The shame of saying certain words.

I was fifteen years old. I lived in a gated colony. All my childhood I had been living in such colonies. My routine had a very specific component of going out to play in the evening or spending time with friends. One evening when I was returning from a friend’s place, I saw a different car parked below my building, with a fidgety man sitting inside it. As I kept getting closer to my building’s entrance, I also saw the man come out of the car and lock it. I thought he must be visiting somebody or must be someone’s driver.

I lived on the second floor of my building. I took the elevator because that’s what lazy me always did. The fidgety man entered too. He stood behind me in one corner and I stood right in front of the lift keys waiting to get home. It was one of those closed door lifts. I am generally awkward in social settings and so I hadn’t even bothered to notice that man’s face properly. But right from the moment I had noticed him something did feel odd.

As the lift doors closed, I heard a sound. It was the sound of something moving rigorously. Initially I could not figure anything. Then, I realised it was the man making that sound. The moment that realisation dawned upon me I froze. I think I knew what he was doing.Was he masturbating right behind me? I did not have the guts to look back. I just wanted out. I stopped breathing in those moments and as soon as the doors opened, I rushed out,turned right towards my house hoping the door was not locked. And it wasn’t. I never looked back. But I knew exactly what had happened. I was in a lift with a man who was masturbating.

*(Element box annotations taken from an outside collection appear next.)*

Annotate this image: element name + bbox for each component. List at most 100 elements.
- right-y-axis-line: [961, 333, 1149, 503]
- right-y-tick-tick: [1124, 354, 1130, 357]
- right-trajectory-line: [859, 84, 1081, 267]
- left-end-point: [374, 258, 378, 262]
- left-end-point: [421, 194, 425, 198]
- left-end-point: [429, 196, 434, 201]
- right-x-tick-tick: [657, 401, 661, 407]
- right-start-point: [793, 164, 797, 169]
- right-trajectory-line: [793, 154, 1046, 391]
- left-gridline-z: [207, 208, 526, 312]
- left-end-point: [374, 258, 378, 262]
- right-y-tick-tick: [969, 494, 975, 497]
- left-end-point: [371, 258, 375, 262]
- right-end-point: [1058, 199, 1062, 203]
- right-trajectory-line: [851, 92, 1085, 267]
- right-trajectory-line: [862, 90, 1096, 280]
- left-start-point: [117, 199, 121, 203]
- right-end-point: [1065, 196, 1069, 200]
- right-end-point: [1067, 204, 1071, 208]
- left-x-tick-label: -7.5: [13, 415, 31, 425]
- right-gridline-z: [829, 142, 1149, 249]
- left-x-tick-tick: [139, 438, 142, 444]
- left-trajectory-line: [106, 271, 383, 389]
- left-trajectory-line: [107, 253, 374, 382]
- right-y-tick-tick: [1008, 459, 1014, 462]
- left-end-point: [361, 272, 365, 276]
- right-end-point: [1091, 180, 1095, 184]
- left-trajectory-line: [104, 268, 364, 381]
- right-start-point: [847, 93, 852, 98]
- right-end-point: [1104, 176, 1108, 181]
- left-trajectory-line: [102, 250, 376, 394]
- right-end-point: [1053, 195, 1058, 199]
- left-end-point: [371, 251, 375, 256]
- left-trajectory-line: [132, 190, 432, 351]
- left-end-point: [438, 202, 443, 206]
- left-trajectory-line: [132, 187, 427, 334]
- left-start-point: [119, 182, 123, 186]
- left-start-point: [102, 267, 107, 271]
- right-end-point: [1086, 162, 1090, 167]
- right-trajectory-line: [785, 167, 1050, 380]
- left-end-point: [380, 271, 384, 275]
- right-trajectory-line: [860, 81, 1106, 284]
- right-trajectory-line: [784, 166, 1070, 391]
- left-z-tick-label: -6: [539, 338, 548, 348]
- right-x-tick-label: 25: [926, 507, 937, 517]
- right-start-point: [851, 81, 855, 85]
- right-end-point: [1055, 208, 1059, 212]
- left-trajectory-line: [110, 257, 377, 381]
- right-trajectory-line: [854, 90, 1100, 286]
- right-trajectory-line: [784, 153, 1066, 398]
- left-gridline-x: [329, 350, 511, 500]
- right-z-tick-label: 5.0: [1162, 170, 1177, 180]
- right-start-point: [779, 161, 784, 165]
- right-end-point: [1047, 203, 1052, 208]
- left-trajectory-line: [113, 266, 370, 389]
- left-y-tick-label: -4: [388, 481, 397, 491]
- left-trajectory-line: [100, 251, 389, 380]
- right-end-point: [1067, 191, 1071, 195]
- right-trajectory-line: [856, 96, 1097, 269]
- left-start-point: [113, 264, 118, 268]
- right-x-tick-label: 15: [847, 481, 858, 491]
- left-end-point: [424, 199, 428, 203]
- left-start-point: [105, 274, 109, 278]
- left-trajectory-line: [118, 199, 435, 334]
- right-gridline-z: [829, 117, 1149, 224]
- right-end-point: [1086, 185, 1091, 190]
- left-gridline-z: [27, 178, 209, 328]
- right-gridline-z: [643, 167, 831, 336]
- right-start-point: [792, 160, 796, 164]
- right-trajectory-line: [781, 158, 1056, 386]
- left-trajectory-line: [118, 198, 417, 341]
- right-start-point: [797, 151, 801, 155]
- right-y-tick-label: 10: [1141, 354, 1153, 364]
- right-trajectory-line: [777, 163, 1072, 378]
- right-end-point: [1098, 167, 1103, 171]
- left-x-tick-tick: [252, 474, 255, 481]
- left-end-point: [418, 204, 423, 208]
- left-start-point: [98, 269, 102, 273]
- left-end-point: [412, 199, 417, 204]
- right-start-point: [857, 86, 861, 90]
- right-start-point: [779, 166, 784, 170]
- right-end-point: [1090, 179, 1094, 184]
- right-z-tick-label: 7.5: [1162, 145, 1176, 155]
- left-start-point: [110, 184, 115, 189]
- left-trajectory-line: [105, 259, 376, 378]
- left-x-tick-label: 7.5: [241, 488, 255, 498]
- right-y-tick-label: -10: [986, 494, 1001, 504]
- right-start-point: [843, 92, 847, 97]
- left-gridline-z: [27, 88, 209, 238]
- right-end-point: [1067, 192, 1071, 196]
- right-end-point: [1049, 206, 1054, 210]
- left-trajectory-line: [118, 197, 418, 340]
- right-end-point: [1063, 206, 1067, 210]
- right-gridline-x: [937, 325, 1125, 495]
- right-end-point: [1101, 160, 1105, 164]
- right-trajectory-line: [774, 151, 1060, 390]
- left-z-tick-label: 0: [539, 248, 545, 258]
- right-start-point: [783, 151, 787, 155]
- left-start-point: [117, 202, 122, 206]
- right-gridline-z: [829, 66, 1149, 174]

I went inside my house. Still unsettled by what had happened. I thought I must tell my mother about what happened. She was in her room. I went in but then suddenly my head was filled with all these doubts and questions.What will I tell my mother? A man was masturbating behind me? Is it okay that I know what masturbation is? Or should I just say that I man was doing something behind me and I felt scared? What if she probes and asks more questions? Do I even want to have this awkward conversation? There were just so many questions. I was so hesitant that I chose not to tell her. I just told myself that I will be more careful. Take the stairs, as a safety measure. Maybe the whole thing was in my head. Afterall, I didn’t look behind. Maybe he was just playing with his keys.

And that was that. Days passed. Years passed. The incident became a bad memory. And my parents still don’t know. But as I grew up I knew what had gone down that day and I also realised the risk I put myself in each day after that day by not telling anybody that there were predators as close as five steps away from my home.

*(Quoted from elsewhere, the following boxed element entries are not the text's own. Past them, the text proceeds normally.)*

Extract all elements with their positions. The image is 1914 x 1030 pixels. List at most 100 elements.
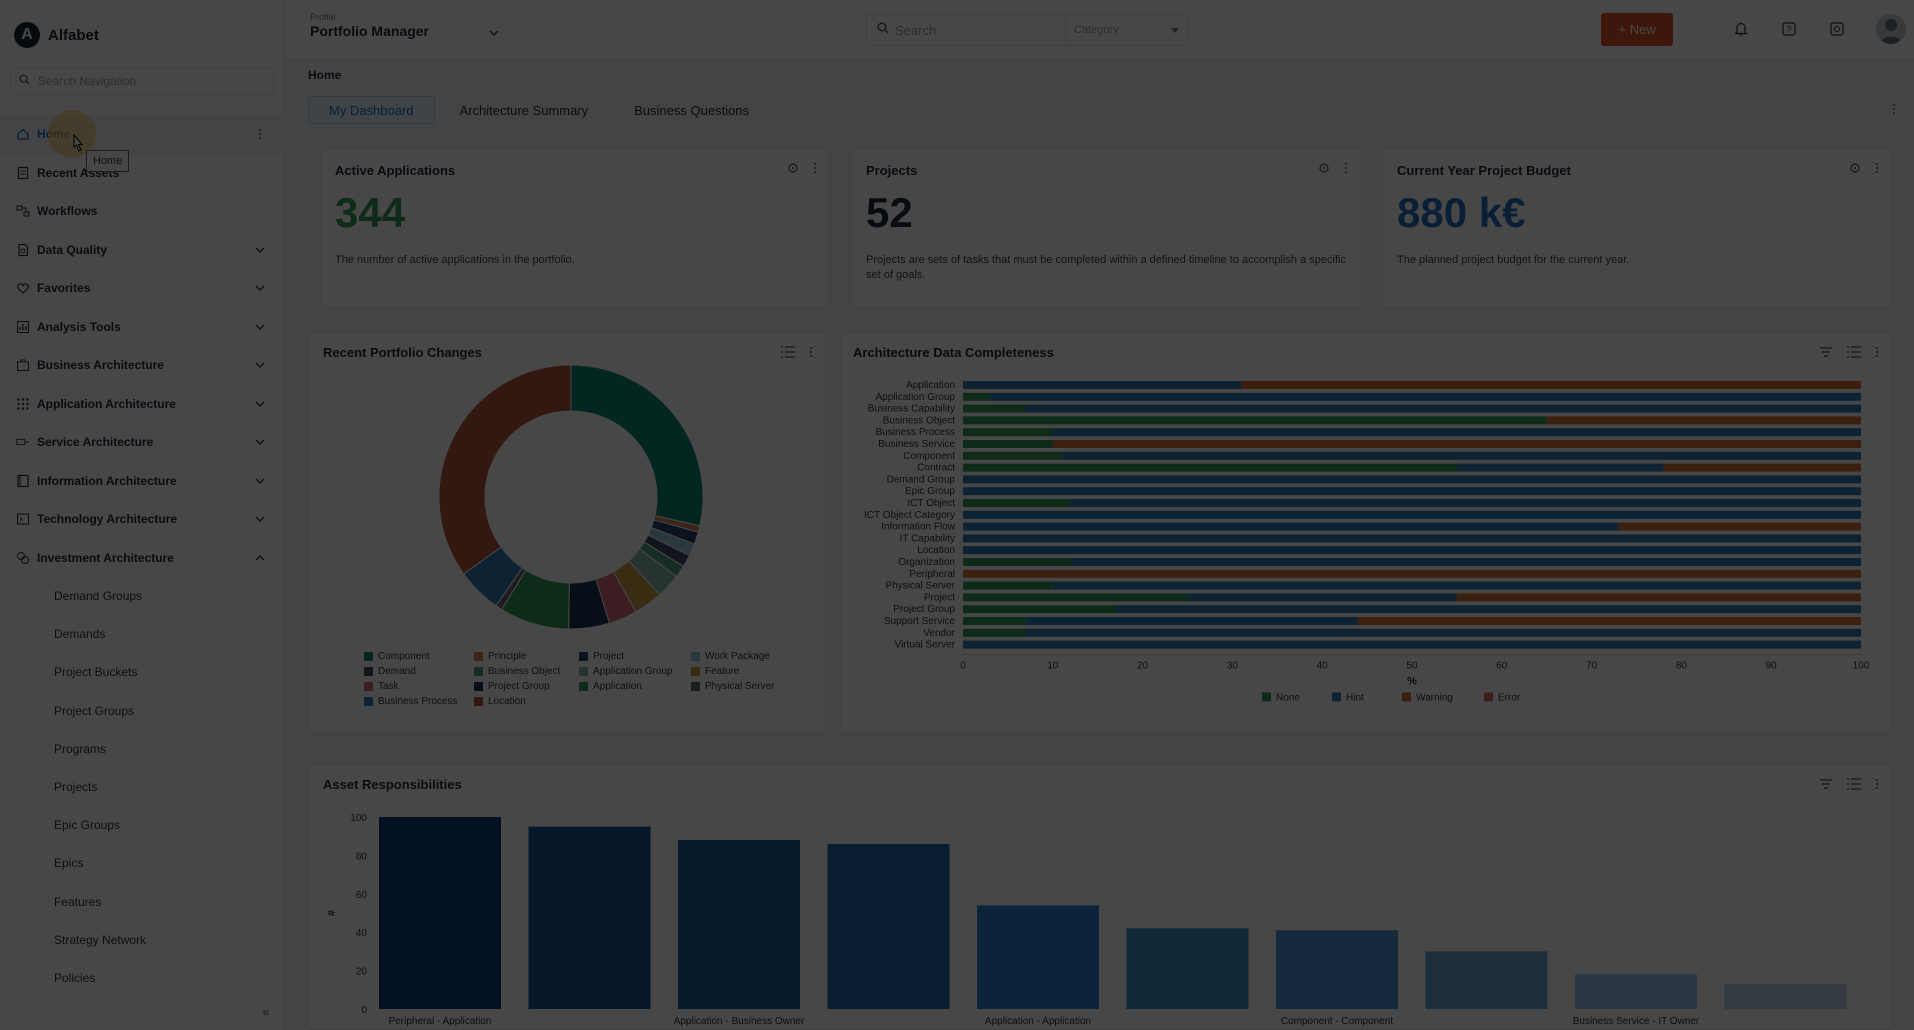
chevron-down-icon[interactable] xyxy=(254,436,266,448)
sidebar-subitem-epic-groups[interactable]: Epic Groups xyxy=(54,818,121,833)
tab-architecture-summary[interactable]: Architecture Summary xyxy=(459,102,589,118)
chevron-up-icon[interactable] xyxy=(254,552,266,564)
sidebar-subitem-project-buckets[interactable]: Project Buckets xyxy=(54,665,138,680)
sidebar-subitem-projects[interactable]: Projects xyxy=(54,780,98,795)
chevron-down-icon[interactable] xyxy=(254,359,266,371)
legend-label: Location xyxy=(488,696,526,707)
legend-item[interactable]: Work Package xyxy=(691,651,781,662)
kpi-description: The planned project budget for the curre… xyxy=(1397,254,1630,266)
bar-segment xyxy=(963,440,1053,448)
legend-item[interactable]: Location xyxy=(474,696,579,707)
sidebar-subitem-epics[interactable]: Epics xyxy=(54,856,84,871)
bar xyxy=(678,840,800,1009)
sidebar-item-service-architecture[interactable]: Service Architecture xyxy=(0,423,284,462)
sidebar-item-home[interactable]: Home xyxy=(0,115,284,154)
legend-item[interactable]: Business Object xyxy=(474,666,579,677)
legend-item[interactable]: Principle xyxy=(474,651,579,662)
tab-my-dashboard[interactable]: My Dashboard xyxy=(308,96,435,124)
brand[interactable]: A Alfabet xyxy=(14,22,99,48)
legend-item[interactable]: Project xyxy=(579,651,691,662)
refresh-icon[interactable] xyxy=(787,161,799,179)
y-tick-label: Peripheral xyxy=(909,569,955,580)
sidebar-subitem-project-groups[interactable]: Project Groups xyxy=(54,703,135,718)
kebab-icon[interactable] xyxy=(1344,161,1348,179)
sidebar-subitem-strategy-network[interactable]: Strategy Network xyxy=(54,932,147,947)
bell-icon[interactable] xyxy=(1730,18,1752,40)
sidebar-item-business-architecture[interactable]: Business Architecture xyxy=(0,346,284,385)
sidebar-subitem-features[interactable]: Features xyxy=(54,894,102,909)
legend-swatch xyxy=(579,667,588,676)
legend-item[interactable]: Application Group xyxy=(579,666,691,677)
legend-swatch xyxy=(364,667,373,676)
legend-swatch xyxy=(579,652,588,661)
building-icon xyxy=(16,358,30,372)
tab-business-questions[interactable]: Business Questions xyxy=(634,102,750,118)
bar-segment xyxy=(1052,428,1861,437)
sidebar-subitem-demand-groups[interactable]: Demand Groups xyxy=(54,589,143,604)
refresh-icon[interactable] xyxy=(1849,161,1861,179)
sidebar-item-label: Data Quality xyxy=(37,242,108,257)
legend-item[interactable]: Application xyxy=(579,681,691,692)
bar-segment xyxy=(963,628,1026,637)
refresh-icon[interactable] xyxy=(1318,161,1330,179)
sidebar-subitem-demands[interactable]: Demands xyxy=(54,627,106,642)
legend-swatch xyxy=(364,652,373,661)
kebab-icon[interactable] xyxy=(254,128,266,140)
legend-item[interactable]: Feature xyxy=(691,666,781,677)
chevron-down-icon[interactable] xyxy=(254,244,266,256)
card-title: Active Applications xyxy=(335,163,456,178)
avatar[interactable] xyxy=(1876,14,1906,44)
legend-label: Business Object xyxy=(488,666,561,677)
kebab-icon[interactable] xyxy=(1875,161,1879,179)
sidebar-item-analysis-tools[interactable]: Analysis Tools xyxy=(0,308,284,347)
sidebar-item-data-quality[interactable]: Data Quality xyxy=(0,231,284,270)
sidebar-subitem-policies[interactable]: Policies xyxy=(54,970,96,985)
chevron-down-icon[interactable] xyxy=(254,282,266,294)
sidebar-item-investment-architecture[interactable]: Investment Architecture xyxy=(0,539,284,578)
legend-item[interactable]: Physical Server xyxy=(691,681,781,692)
sidebar-item-application-architecture[interactable]: Application Architecture xyxy=(0,385,284,424)
x-tick-label: 70 xyxy=(1586,660,1598,671)
bar xyxy=(1126,928,1249,1009)
brand-name: Alfabet xyxy=(48,26,99,44)
x-tick-label: 50 xyxy=(1406,660,1418,671)
sidebar-item-recent-assets[interactable]: Recent Assets xyxy=(0,154,284,193)
help-icon[interactable]: ? xyxy=(1778,18,1800,40)
new-button[interactable]: + New xyxy=(1601,13,1673,46)
breadcrumb[interactable]: Home xyxy=(308,68,342,82)
y-tick-label: ICT Object Category xyxy=(864,510,955,521)
kebab-icon[interactable] xyxy=(1892,102,1896,120)
legend-label: Work Package xyxy=(705,651,770,662)
legend-item[interactable]: Project Group xyxy=(474,681,579,692)
legend-label: Hint xyxy=(1346,692,1364,703)
bar xyxy=(977,905,1099,1009)
sidebar-item-favorites[interactable]: Favorites xyxy=(0,269,284,308)
legend-item[interactable]: Task xyxy=(364,681,474,692)
chevron-down-icon[interactable] xyxy=(254,513,266,525)
profile-selector[interactable]: Profile Portfolio Manager xyxy=(310,12,499,39)
collapse-sidebar-icon[interactable]: « xyxy=(262,1005,270,1019)
legend-item[interactable]: Demand xyxy=(364,666,474,677)
bar-segment xyxy=(1546,416,1861,425)
legend-item[interactable]: Business Process xyxy=(364,696,474,707)
bar-segment xyxy=(1070,499,1861,507)
nav-search-input[interactable] xyxy=(38,74,258,88)
bar-segment xyxy=(963,451,1062,460)
y-tick-label: 80 xyxy=(356,851,368,862)
bar-segment xyxy=(1663,463,1861,472)
settings-icon[interactable] xyxy=(1826,18,1848,40)
chevron-down-icon[interactable] xyxy=(254,398,266,410)
legend-swatch xyxy=(364,682,373,691)
sidebar-item-workflows[interactable]: Workflows xyxy=(0,192,284,231)
search-icon xyxy=(877,21,889,39)
sidebar-item-technology-architecture[interactable]: Technology Architecture xyxy=(0,500,284,539)
search-input[interactable] xyxy=(895,22,1065,38)
sidebar-subitem-programs[interactable]: Programs xyxy=(54,741,107,756)
kebab-icon[interactable] xyxy=(813,161,817,179)
chevron-down-icon[interactable] xyxy=(254,475,266,487)
sidebar-item-information-architecture[interactable]: Information Architecture xyxy=(0,462,284,501)
bar-segment xyxy=(1115,605,1861,614)
chevron-down-icon[interactable] xyxy=(254,321,266,333)
legend-item[interactable]: Component xyxy=(364,651,474,662)
category-select[interactable]: Category xyxy=(1065,15,1187,45)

When I was growing up I never got the official “sex talk” from my parents. These conversations did not happen in my house. But I knew things. I always joke about how I just always knew about things. What sex is, what periods are, la la la. In most probability I picked it up from my surrounding without being directly told about these things. As adulthood dawned upon me, a lot of the things I knew were confirmed right and a lot of myths were busted. Even growing up I always had friends and the internet to confirm things, but then did my friends know the right things? Did I click on the right link online? Who knows? I got lucky and no harm ever came my way because of being misinformed. But experiences like these are constant reminders of how I was traversing a very risky path, all alone, almost dangling on the edge without knowing that there was an alternate nice paved path waiting for me. All I had to do was ask for directions or be given directions.